Some writers are using the Internet’s affinity for SF to great effect. I’ve released every one of my novels under Creative Commons licenses that encourage fans to share them freely and widely—even, in some cases, to remix them and to make new editions of them for use in the developing world. My first novel, Down and Out in the Magic Kingdom, is in its sixth printing from Tor, and has been downloaded more than 650,000 times from my website, and an untold number of times from others’ websites.
I’ve discovered what many authors have also discovered: releasing electronic texts of books drives sales of the print editions. An SF writer’s biggest problem is obscurity, not piracy. Of all the people who chose not to spend their discretionary time and cash on our works today, the great bulk of them did so because they didn’t know they existed, not because someone handed them a free e-book version.
But what kind of artist thrives on the Internet? Those who can establish a personal relationship with their readers—something science fiction has been doing for as long as pros have been hanging out in the con suite instead of the green room. These conversational artists come from all fields, and they combine the best aspects of charisma and virtuosity with charm—the ability to conduct their online selves as part of a friendly salon that establishes a non-substitutable relationship with their audiences. You might find a film, a game, and a book to be equally useful diversions on a slow afternoon, but if the novel’s author is a pal of yours, that’s the one you’ll pick. It’s a competitive advantage that can’t be beat.
See Neil Gaiman’s blog, where he manages the trick of carrying on a conversation with millions. Or Charlie Stross’s Usenet posts. Scalzi’s blogs. J. Michael Straczynski’s presence on Usenet—while in production on Babylon 5, no less—breeding an army of rabid fans ready to fax-bomb recalcitrant TV execs into submission and syndication. See also the MySpace bands selling a million units of their CDs by adding each buyer to their “friends lists.” Watch Eric Flint manage the Baen Bar, and Warren Ellis’s good-natured growling on his sites, lists, and so forth.

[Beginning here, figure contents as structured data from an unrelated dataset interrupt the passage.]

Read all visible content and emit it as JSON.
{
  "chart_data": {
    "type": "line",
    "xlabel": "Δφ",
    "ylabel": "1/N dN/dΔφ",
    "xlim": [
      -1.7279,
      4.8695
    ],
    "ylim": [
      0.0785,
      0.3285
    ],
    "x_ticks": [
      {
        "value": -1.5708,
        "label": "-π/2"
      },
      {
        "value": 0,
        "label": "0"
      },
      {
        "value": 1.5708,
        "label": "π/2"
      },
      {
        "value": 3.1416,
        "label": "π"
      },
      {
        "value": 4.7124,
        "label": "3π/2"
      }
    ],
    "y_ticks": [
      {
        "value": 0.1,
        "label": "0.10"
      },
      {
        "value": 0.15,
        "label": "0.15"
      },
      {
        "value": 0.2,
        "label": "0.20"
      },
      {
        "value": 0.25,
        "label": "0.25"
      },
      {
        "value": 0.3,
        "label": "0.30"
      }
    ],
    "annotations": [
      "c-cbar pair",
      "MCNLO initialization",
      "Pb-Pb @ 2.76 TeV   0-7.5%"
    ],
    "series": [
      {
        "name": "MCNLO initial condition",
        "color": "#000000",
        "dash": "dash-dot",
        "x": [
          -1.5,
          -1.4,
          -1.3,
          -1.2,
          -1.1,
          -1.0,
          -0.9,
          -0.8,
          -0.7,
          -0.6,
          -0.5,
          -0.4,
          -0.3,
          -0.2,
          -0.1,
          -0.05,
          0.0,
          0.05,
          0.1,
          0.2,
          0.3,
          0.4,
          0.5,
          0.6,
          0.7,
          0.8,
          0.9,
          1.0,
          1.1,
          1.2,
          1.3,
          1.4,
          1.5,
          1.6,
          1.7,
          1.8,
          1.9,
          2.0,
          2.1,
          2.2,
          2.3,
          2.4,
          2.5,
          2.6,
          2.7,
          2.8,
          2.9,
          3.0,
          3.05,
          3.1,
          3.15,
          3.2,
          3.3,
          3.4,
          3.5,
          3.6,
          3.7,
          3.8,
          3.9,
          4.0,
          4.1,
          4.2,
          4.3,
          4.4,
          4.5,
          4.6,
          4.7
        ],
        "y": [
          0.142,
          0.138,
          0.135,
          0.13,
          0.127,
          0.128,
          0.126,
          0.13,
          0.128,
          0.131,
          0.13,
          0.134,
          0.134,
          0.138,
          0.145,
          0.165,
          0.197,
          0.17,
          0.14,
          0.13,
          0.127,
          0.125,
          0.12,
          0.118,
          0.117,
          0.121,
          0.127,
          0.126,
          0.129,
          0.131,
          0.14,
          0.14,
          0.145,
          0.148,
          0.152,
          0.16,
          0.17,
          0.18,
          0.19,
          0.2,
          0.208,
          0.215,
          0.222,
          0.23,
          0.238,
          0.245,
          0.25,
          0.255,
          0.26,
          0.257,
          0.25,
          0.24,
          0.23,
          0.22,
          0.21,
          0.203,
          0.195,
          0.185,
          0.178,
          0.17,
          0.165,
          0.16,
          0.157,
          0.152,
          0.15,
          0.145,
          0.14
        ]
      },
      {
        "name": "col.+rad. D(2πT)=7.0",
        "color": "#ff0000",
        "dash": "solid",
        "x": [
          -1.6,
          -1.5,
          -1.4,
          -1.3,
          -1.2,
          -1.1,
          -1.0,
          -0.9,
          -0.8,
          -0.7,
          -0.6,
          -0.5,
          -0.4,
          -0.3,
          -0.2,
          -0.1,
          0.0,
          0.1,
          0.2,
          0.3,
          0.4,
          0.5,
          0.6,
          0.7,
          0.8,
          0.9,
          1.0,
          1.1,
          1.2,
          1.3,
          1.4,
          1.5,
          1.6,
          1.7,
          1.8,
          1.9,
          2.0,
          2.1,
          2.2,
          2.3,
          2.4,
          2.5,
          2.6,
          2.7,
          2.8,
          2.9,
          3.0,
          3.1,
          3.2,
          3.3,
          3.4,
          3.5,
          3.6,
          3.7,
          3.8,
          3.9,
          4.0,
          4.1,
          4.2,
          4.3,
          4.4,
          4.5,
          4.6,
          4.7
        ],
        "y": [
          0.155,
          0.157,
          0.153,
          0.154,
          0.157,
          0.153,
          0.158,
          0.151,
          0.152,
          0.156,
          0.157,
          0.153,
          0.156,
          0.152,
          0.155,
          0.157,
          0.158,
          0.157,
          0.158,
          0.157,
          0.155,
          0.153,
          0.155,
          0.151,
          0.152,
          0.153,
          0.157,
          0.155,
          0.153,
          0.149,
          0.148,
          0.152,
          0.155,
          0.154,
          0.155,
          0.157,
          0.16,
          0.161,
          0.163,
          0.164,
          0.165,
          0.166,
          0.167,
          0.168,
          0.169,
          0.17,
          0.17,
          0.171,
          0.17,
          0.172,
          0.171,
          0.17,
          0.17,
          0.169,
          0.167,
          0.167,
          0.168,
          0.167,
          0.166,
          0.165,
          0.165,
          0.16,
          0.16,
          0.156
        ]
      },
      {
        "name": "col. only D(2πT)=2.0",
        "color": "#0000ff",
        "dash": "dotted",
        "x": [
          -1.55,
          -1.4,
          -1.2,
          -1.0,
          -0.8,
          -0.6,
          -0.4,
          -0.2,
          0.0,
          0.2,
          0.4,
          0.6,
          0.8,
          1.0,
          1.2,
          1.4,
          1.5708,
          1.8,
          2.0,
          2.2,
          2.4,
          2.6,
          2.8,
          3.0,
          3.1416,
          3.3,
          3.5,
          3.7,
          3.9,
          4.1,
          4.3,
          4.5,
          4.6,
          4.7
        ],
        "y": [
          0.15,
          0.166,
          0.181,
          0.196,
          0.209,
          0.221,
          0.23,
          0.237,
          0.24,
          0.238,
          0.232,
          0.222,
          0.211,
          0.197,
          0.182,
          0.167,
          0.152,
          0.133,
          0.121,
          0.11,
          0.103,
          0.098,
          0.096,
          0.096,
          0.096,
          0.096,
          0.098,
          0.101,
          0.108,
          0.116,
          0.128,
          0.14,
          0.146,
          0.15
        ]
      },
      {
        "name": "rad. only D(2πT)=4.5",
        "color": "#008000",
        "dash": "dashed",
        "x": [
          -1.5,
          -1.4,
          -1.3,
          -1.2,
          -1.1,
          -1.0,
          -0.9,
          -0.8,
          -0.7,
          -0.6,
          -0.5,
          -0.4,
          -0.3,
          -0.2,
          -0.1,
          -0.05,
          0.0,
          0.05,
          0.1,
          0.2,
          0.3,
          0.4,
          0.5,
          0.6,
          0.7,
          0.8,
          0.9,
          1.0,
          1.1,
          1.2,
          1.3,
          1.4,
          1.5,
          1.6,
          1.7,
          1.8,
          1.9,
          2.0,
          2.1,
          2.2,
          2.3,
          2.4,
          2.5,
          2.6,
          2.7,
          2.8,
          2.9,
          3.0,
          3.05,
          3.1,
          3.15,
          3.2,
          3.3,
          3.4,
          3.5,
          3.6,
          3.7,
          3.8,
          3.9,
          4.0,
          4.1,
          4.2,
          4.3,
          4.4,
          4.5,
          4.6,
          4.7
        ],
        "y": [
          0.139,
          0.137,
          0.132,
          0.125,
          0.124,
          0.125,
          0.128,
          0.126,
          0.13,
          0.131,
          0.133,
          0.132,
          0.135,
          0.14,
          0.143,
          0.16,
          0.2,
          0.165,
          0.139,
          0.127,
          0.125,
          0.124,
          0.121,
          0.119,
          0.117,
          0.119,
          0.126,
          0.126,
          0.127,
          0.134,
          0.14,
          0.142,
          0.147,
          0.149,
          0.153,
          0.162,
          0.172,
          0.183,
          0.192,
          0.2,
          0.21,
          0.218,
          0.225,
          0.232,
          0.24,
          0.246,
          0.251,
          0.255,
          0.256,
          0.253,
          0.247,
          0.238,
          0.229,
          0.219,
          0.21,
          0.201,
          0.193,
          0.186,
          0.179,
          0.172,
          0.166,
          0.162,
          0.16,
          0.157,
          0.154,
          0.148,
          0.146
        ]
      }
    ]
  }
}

Not all artists have in them to conduct an online salon with their audiences. Not all Vaudevillians had it in them to transition to radio. Technology giveth and technology taketh away. SF writers are supposed to be soaked in the future, ready to come to grips with it. The future is conversational: when there’s more good stuff you know about that’s one click away or closer than you will ever click on, it’s not enough to know that some book is good. The least substitutable good in the Internet era is the personal relationship.
Conversation, not content, is king. If you were stranded on a desert island and you opted to bring your records instead of your friends, we’d call you a sociopath. Science fiction writers who can insert themselves into their readers’ conversations will be set for life.